* Rupee currency to keep appreciating on inflows
* Economy has capacity to absorb demand pressure-cbank
* Cenbank expects credit growth to slow below 30 pct
By Shihar Aneez
COLOMBO, Aug 5 (Reuters) - Sri Lanka’s annual and annual average inflation should settle to around 6 percent by the year’s end despite demand pressure caused by resurgent economic growth two years after the island nation won a 25-year civil war, the central bank said on Friday.
Sri Lanka’s rupee will also keep appreciating due to strong remittances and investment, Central Bank Chief Economist K.D. Ranasinghe said. Exporters, particularly in the nation’s core tea and garment industries, have increasingly complained of the rupee’s strength.
Sri Lanka’s annual inflation surprisingly rose in July to 7.5 percent from a year earlier while annual average inflation accelerated to 7.0 percent last month, highest in the new index.
Core annual inflation, which excludes fresh food, energy, transport, rice and coconut, rose to seven-month high of 8.9 percent from 8.7 percent a month ago, which Ranasinghe said showed hints of demand pressure on the $50 billion economy.
“But we don’t see any significant pressure and still we hope by end of this year, both annual and annual average inflation will be around 6 percent,” Ranasinghe told Reuters in an interview.
The island nation revised up its annual average inflation target to 7 percent in March from 6 percent under an old index, which the government revamped in June by removing the most volatile elements and reflecting more modern consumer spending.
The economy turned in the highest growth in 32 years in 2010, 8 percent, and the government has forecast it will hit a record 8.5 percent this year.
The International Monetary Fund (IMF), which is overseeing a $2.6 million loan programme to help Sri Lanka rein in spending and create sustainable growth, has forecast 7 percent expansion in 2011. [ID: nL3E7I118B] First-quarter growth was 7.9 percent.
The inflation rise comes against the backdrop of the central bank’s loose monetary policy, with rates at their lowest in six years despite private-sector credit growth hitting a 16-year high of 33.3 percent in May, year-on-year.
Ranasinghe said provisional data shows credit growth was around 34 percent in June, but that there was still unutilised expansion capacity left to fill before it becomes a worry.
“We think that there is a capacity to increase in credit without significantly pressurising the demand.

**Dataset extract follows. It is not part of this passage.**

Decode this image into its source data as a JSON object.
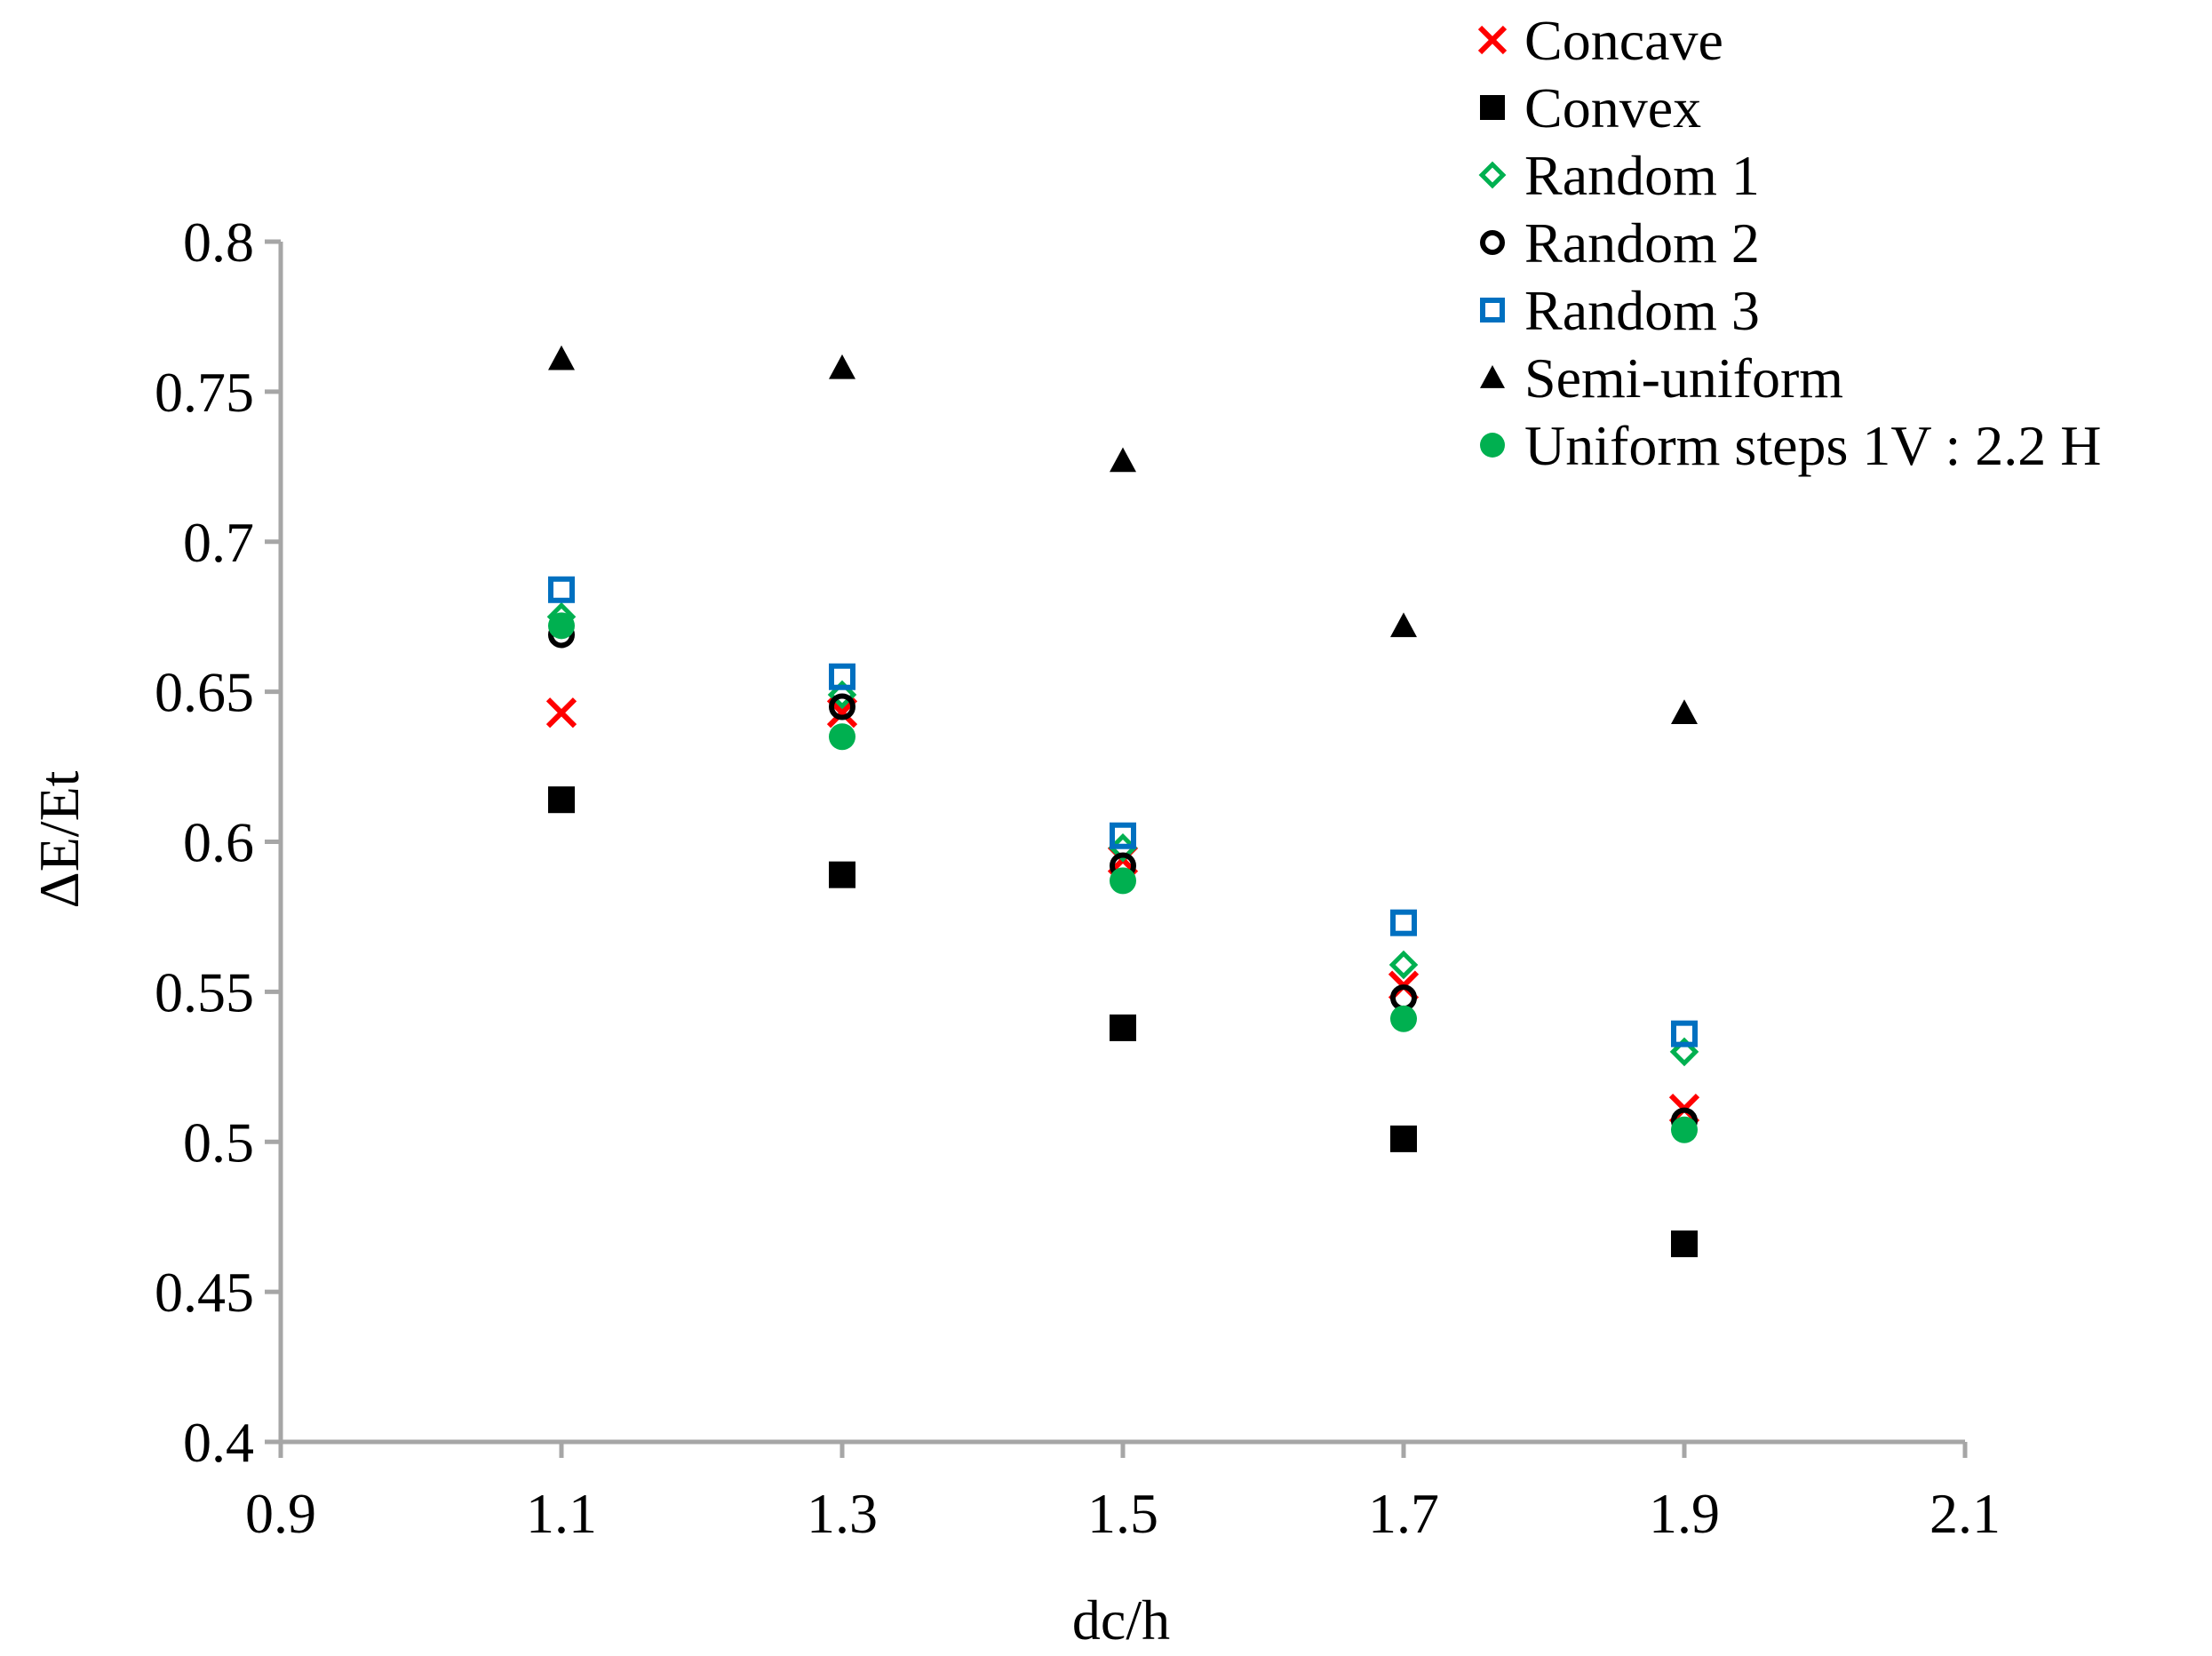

We expect it will go below 30 pct,” he said.
A rise in imports, mainly due to aircraft purchases by Sri Lanka’s national airline and higher oil price, have caused the trade deficit to surge 50 percent year-on-year in the first five months. The full-year estimate is 30 percent.
Higher remittances from Sri Lankan expatriate workers and an increase in the service account should help the country meet its current account deficit target of 3.7 percent of gross domestic product, Ranasinghe said.